Вы здесь: Главная > Школьные сочинения > Что услышал Блок в «музыке революции»? (По по­эме «Двенадцать»)

Что услышал Блок в «музыке революции»? (По по­эме «Двенадцать»)

Что услышал Блок в «музыке революции»? (По по­эме «Двенадцать».)

«Страшный шум, возрастающий во мне и вокруг», — отмечает Блок в записной книжке в день окончания «Двенадцати». Это хаотическое многозвучие переломно го времени врывается в поэму с петроградской улицы.
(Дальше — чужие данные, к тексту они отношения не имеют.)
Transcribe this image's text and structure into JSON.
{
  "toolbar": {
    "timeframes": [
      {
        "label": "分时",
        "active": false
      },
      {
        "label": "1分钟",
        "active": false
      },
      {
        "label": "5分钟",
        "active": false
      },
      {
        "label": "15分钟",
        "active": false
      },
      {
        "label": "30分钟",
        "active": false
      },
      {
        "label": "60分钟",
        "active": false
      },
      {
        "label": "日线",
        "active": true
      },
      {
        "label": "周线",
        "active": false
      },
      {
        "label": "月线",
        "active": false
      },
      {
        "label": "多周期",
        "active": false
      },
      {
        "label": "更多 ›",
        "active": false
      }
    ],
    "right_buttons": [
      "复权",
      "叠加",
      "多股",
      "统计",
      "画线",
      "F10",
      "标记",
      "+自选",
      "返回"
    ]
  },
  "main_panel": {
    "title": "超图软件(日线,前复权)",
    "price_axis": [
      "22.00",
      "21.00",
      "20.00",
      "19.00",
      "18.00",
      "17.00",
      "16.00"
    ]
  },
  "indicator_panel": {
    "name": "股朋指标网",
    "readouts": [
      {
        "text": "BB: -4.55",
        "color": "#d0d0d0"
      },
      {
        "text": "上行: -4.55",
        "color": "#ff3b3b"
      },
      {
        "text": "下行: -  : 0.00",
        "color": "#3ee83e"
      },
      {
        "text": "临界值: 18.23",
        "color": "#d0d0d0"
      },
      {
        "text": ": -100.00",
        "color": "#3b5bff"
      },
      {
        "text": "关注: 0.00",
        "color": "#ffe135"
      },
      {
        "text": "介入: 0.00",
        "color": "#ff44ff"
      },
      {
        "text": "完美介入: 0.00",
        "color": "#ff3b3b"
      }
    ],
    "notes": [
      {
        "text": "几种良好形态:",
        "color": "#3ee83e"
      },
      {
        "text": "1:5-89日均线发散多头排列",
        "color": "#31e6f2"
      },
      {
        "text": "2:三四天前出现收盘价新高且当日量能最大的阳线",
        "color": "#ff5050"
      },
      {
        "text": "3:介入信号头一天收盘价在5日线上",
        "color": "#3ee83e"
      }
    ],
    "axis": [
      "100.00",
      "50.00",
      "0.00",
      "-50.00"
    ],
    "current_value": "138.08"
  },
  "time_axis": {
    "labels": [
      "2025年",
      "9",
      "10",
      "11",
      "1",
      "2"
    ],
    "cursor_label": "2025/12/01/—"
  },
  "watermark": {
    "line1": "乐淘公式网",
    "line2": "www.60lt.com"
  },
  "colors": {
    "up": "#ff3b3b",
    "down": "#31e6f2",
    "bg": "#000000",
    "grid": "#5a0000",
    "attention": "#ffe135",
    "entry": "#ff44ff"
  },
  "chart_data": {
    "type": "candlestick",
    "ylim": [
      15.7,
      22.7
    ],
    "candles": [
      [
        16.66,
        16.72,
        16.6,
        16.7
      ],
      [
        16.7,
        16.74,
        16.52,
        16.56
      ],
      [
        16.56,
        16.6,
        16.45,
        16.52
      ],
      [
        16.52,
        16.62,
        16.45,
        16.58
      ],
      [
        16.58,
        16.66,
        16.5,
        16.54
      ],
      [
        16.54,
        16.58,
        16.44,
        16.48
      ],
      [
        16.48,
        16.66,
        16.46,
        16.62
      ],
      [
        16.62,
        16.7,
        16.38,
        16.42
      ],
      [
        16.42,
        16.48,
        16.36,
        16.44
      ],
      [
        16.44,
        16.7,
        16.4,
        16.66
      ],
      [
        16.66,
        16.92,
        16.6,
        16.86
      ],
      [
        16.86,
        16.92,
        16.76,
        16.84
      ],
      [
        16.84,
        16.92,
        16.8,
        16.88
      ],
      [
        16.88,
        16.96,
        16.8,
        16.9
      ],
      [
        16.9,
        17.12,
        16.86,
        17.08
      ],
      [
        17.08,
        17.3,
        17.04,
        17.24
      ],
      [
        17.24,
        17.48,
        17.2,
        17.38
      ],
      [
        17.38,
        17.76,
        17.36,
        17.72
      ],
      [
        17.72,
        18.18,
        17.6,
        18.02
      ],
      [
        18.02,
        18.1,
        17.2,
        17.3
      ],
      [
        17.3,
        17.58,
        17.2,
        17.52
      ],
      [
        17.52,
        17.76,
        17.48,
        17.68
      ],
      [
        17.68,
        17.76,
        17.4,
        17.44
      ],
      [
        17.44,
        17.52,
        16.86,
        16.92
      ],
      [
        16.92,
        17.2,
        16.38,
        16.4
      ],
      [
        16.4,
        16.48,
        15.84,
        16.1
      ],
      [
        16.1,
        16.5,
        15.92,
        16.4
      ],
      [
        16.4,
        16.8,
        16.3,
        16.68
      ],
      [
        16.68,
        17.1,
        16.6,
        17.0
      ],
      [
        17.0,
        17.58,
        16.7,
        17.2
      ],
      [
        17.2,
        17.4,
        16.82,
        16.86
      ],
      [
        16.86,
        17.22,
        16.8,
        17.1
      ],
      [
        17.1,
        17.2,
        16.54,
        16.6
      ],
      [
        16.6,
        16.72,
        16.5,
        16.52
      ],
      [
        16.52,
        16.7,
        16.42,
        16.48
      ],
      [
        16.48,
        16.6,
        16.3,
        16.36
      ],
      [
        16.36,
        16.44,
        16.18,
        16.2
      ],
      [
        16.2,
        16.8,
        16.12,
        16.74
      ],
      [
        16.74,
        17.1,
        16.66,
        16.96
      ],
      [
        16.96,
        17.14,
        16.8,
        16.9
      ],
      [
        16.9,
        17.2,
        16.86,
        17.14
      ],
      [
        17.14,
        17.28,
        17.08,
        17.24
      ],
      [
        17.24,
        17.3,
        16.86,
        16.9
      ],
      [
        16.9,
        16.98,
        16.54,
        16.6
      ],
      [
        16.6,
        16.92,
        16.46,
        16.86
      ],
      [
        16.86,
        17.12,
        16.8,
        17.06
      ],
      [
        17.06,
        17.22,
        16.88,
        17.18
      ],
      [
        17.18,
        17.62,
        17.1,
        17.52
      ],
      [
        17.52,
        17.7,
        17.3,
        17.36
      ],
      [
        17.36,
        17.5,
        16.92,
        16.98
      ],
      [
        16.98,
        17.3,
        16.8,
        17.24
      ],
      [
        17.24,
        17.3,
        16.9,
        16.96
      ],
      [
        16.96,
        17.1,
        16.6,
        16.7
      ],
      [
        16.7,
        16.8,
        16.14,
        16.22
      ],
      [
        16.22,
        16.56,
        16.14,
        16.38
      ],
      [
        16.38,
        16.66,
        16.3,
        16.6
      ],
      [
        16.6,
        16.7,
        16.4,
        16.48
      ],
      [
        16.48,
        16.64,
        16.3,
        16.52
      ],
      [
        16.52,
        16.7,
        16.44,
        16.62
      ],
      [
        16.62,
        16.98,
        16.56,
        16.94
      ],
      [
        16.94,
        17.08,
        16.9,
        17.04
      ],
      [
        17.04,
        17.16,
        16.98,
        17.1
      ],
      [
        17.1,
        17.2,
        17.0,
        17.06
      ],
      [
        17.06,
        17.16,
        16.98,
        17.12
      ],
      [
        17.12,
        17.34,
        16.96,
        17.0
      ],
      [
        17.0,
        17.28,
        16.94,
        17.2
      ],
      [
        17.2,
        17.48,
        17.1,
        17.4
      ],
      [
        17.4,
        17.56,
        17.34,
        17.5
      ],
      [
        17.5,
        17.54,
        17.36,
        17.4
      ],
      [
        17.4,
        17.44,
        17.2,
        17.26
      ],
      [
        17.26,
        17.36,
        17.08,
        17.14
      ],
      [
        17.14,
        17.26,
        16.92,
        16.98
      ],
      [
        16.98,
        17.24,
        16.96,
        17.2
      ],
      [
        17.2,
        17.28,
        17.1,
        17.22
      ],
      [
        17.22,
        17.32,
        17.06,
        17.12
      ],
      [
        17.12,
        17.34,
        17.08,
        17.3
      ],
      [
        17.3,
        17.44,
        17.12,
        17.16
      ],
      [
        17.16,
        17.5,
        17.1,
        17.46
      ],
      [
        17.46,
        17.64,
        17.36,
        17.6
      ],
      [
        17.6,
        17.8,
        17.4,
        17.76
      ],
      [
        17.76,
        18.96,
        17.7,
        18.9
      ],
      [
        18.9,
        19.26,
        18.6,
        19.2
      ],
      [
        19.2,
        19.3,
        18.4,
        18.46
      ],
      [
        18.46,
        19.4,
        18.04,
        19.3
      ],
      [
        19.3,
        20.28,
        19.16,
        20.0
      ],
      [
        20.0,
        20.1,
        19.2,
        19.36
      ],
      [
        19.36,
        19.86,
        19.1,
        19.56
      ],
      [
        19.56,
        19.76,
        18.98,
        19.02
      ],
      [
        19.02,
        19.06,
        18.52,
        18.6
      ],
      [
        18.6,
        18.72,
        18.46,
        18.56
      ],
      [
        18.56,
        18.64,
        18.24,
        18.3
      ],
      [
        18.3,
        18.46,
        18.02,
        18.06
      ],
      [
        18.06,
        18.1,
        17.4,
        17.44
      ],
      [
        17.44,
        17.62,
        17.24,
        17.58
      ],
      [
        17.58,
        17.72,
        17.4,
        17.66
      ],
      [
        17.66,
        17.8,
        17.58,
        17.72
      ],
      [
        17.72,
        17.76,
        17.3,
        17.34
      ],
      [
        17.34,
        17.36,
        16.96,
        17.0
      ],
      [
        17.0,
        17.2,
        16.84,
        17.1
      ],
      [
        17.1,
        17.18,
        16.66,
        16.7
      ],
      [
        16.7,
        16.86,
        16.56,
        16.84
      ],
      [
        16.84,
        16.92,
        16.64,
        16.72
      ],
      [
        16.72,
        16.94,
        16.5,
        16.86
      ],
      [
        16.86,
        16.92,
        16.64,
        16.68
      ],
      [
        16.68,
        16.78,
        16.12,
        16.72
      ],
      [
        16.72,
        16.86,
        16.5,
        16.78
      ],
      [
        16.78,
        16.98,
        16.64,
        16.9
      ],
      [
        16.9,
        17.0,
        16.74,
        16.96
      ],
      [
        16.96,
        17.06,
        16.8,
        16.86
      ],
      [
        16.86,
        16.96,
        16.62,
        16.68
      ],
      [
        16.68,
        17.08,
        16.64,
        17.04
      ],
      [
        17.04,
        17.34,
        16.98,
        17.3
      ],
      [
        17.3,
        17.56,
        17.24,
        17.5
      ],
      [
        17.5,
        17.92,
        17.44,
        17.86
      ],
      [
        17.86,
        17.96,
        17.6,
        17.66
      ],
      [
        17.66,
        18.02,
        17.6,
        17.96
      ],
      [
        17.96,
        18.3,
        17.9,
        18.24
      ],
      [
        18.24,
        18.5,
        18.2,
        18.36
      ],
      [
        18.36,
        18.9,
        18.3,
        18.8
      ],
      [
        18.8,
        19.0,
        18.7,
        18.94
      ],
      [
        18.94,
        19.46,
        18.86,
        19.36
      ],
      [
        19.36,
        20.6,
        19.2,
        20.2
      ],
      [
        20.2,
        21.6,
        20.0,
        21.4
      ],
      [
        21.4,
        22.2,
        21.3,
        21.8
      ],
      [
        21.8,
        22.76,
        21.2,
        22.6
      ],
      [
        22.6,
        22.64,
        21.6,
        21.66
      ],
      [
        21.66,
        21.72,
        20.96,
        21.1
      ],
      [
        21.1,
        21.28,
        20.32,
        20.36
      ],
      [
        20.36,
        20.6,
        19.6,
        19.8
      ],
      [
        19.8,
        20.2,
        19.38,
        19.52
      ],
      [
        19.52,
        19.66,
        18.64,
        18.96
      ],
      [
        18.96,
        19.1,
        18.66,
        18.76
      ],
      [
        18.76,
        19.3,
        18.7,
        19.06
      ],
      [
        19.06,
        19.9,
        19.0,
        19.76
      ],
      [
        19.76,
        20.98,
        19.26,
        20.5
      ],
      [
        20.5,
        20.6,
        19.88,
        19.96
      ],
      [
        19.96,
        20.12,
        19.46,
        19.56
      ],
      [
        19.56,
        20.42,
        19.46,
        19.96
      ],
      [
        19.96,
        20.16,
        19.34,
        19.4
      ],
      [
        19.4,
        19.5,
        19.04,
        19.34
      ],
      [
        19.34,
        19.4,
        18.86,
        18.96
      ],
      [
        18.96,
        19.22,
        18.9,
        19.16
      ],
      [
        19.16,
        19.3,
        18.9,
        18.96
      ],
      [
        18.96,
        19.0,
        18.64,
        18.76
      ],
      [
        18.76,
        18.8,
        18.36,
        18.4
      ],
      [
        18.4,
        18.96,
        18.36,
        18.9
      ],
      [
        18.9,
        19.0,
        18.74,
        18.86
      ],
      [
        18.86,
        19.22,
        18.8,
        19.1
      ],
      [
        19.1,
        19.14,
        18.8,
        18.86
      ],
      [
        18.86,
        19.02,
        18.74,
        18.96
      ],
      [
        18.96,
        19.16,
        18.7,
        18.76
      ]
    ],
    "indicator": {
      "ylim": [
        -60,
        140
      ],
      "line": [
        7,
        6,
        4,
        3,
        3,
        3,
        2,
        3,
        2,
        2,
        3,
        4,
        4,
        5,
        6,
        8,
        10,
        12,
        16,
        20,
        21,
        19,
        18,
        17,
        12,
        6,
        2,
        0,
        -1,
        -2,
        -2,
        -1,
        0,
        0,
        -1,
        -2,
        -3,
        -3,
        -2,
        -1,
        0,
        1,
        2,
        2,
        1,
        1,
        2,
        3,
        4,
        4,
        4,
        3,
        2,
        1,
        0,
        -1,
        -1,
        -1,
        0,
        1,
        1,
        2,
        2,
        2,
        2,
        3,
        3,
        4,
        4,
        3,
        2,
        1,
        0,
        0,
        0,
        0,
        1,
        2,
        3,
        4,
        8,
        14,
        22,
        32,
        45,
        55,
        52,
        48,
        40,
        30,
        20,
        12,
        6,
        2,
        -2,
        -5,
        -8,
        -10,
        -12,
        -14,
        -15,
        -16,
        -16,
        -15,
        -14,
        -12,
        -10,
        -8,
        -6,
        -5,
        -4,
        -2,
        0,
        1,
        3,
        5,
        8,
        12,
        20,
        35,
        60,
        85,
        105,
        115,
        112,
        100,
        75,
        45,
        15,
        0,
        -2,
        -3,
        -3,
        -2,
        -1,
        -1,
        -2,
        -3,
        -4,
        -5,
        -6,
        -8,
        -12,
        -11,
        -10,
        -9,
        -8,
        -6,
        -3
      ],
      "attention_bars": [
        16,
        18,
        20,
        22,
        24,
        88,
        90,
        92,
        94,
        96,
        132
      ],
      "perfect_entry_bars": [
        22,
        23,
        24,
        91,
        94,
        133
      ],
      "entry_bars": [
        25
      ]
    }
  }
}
В поэме «Двенадцать» и стихотворении «Скифы» новейшие социально-исторические события и общественные настроения, собственное ощущение рушащегося мира Блок осмысливает в связи с творческими поисками предшествовавших лет, в соотнесении с духовными образами и философскими идеями, волновавшими человечество веками.

Ведущий художественный принцип в «Двенадцати» — контраст. Черное и белое, старое и нарождающееся, жизнь и смерть борются «на всем божьем свете», в революционном городе, в душах героев. Контрастны не только образы, но и ритмы.

Старый, сметаемый революционной бурей мир изображается поэтом без сочувствия. Образ паршивого пса — итоговая метафора мира, обреченного на слом. Но пес все-таки не отстает и от двенадцати «апостолов нового мира» (показательно не только число 12, но и названные имена красногвардейцев — Петр, Андрей повторяющие имена евангельских апостолов): прошлое продолжает жить в их душах. Шествие двенадцати со провождается грабежами, гульбой, насилием. Револю­ционный пожар — необходимость, но одновременно — страшная трагедия.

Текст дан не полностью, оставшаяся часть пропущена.